Does the Itô integral rely on the martingale structure of the driving Brownian motion?

Question

The proofs I have seen for the construction of the Itô integral does not use the martingale property of the driving Brownian motion to show that the integral is well-defined. But since we can extend the Itô integral to semimartingales, and this is strict, intuition says that the (semi)martingale structure is necessary. Am I overlooking something?

Answer 1

First, to be clear the Itô integral was specifically designed by Itô so that it preserves the martingale property: the process

$$S_{t}:=\int^{t} f(s)dX_{s}\approx \sum f(s_{i})(X_{s_{i+1}}-X_{s_{i}})$$

is still a martingale if $X_{t}$ is.

So all the constructions of Itô integral for Brownian motion involve the martingale property in some way. For example, if one tries to use the central-limit-theorem approach, then one uses the independent-increments property of Brownian motion which in turn implies the martingale property.
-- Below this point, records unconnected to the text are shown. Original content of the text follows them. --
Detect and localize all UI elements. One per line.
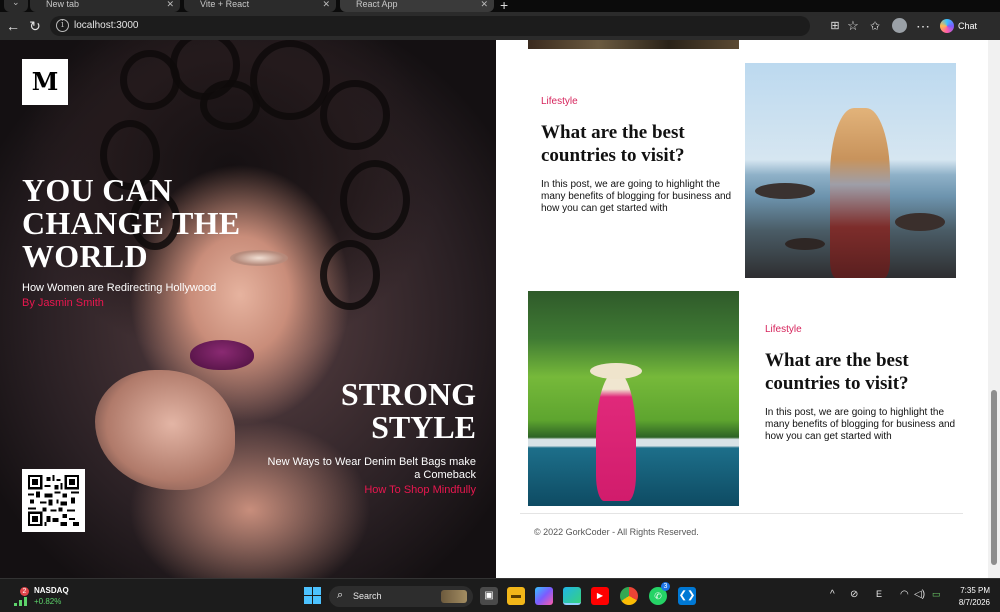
youtube-icon[interactable]: ▶ [591, 587, 609, 605]
scrollbar-thumb[interactable] [991, 390, 997, 565]
tab-new-tab[interactable]: New tab ✕ [30, 0, 180, 12]
search-highlight-image [441, 590, 467, 603]
avatar[interactable] [892, 18, 907, 33]
input-language-icon[interactable]: E [876, 589, 882, 599]
favorites-icon[interactable]: ✩ [866, 17, 884, 35]
tab-vite-react[interactable]: Vite + React ✕ [184, 0, 336, 12]
info-icon[interactable]: i [56, 19, 69, 32]
whatsapp-badge: 3 [661, 582, 670, 591]
notification-badge: 2 [20, 587, 29, 596]
chart-bars-icon [14, 597, 27, 606]
split-screen-icon[interactable]: ⊞ [826, 17, 844, 35]
feature-link[interactable]: How To Shop Mindfully [364, 484, 476, 497]
previous-article-image[interactable] [528, 40, 739, 49]
file-explorer-icon[interactable]: ▬ [507, 587, 525, 605]
chevron-up-icon[interactable]: ^ [830, 589, 835, 600]
chevron-down-icon: ⌄ [12, 0, 20, 7]
footer-divider [520, 513, 963, 514]
stock-widget[interactable]: 2 NASDAQ +0.82% [14, 585, 94, 609]
site-logo[interactable]: M [22, 59, 68, 105]
taskbar-search[interactable]: ⌕ Search [329, 586, 473, 607]
close-icon[interactable]: ✕ [166, 0, 174, 9]
stock-name: NASDAQ [34, 586, 69, 595]
page-viewport: M YOU CAN CHANGE THE WORLD How Women are… [0, 40, 1000, 578]
article-image-rice-terraces[interactable] [528, 291, 739, 506]
more-options-icon[interactable]: ⋯ [914, 17, 932, 35]
footer-copyright: © 2022 GorkCoder - All Rights Reserved. [534, 527, 699, 537]
article-excerpt: In this post, we are going to highlight … [765, 407, 956, 442]
article-excerpt: In this post, we are going to highlight … [541, 179, 732, 214]
tab-react-app[interactable]: React App ✕ [340, 0, 494, 12]
stock-change: +0.82% [34, 597, 62, 606]
refresh-icon[interactable]: ↻ [26, 17, 44, 35]
qr-code [22, 469, 85, 532]
edge-browser-icon[interactable] [563, 587, 581, 605]
browser-tab-strip: ⌄ New tab ✕ Vite + React ✕ React App ✕ + [0, 0, 1000, 13]
hero-section: M YOU CAN CHANGE THE WORLD How Women are… [0, 40, 496, 578]
hidden-icons-icon[interactable]: ⊘ [850, 589, 858, 600]
favorite-star-icon[interactable]: ☆ [844, 17, 862, 35]
chrome-icon[interactable] [620, 587, 638, 605]
hero-byline[interactable]: By Jasmin Smith [22, 297, 104, 310]
battery-icon[interactable]: ▭ [932, 589, 941, 600]
wifi-icon[interactable]: ◠ [900, 589, 909, 600]
task-view-icon[interactable]: ▣ [480, 587, 498, 605]
article-category[interactable]: Lifestyle [541, 96, 578, 108]
back-arrow-icon[interactable]: ← [4, 17, 22, 35]
volume-icon[interactable]: ◁) [914, 589, 925, 600]
address-url: localhost:3000 [74, 20, 139, 31]
feature-subtitle: New Ways to Wear Denim Belt Bags make a … [267, 456, 476, 481]
windows-start-icon[interactable] [304, 587, 321, 604]
address-bar[interactable]: i localhost:3000 [50, 16, 810, 36]
feature-headline: STRONG STYLE [340, 376, 476, 445]
article-category[interactable]: Lifestyle [765, 324, 802, 336]
clock-time[interactable]: 7:35 PM [956, 586, 990, 595]
vscode-icon[interactable]: ❮❯ [678, 587, 696, 605]
article-title[interactable]: What are the best countries to visit? [765, 349, 955, 395]
copilot-chat-button[interactable]: Chat [938, 17, 977, 35]
clock-date[interactable]: 8/7/2026 [950, 598, 990, 607]
browser-toolbar: ← ↻ i localhost:3000 ⊞ ☆ ✩ ⋯ Chat [0, 12, 1000, 40]
close-icon[interactable]: ✕ [322, 0, 330, 9]
page-scrollbar[interactable] [988, 40, 1000, 578]
close-icon[interactable]: ✕ [480, 0, 488, 9]
article-image-beach[interactable] [745, 63, 956, 278]
windows-taskbar: 2 NASDAQ +0.82% ⌕ Search ▣ ▬ ▶ ✆ 3 ❮❯ ^ … [0, 578, 1000, 612]
search-icon: ⌕ [337, 589, 344, 601]
hero-subtitle: How Women are Redirecting Hollywood [22, 282, 217, 294]
hero-headline: YOU CAN CHANGE THE WORLD [22, 172, 241, 274]
copilot-icon[interactable] [535, 587, 553, 605]
tab-actions-button[interactable]: ⌄ [4, 0, 28, 12]
search-label: Search [353, 591, 382, 601]
article-title[interactable]: What are the best countries to visit? [541, 121, 731, 167]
Of course, one can try different choices such as the Stratonovich integration, which lacks the martingale property but gains the chain rule. (For more general constructions see Rough paths such as the textbook "a course in Rough paths" by Friz and Hairer.)

As shown in Revuz-Yor, one can build a stochastic calculus for semimartingales $X=M+A$. However, again the focus goes to building integration for martingales because for the finite variation part $A$, we can just use the Riemann-Stieltjes integral.

So in either case the martingale-structure is essential.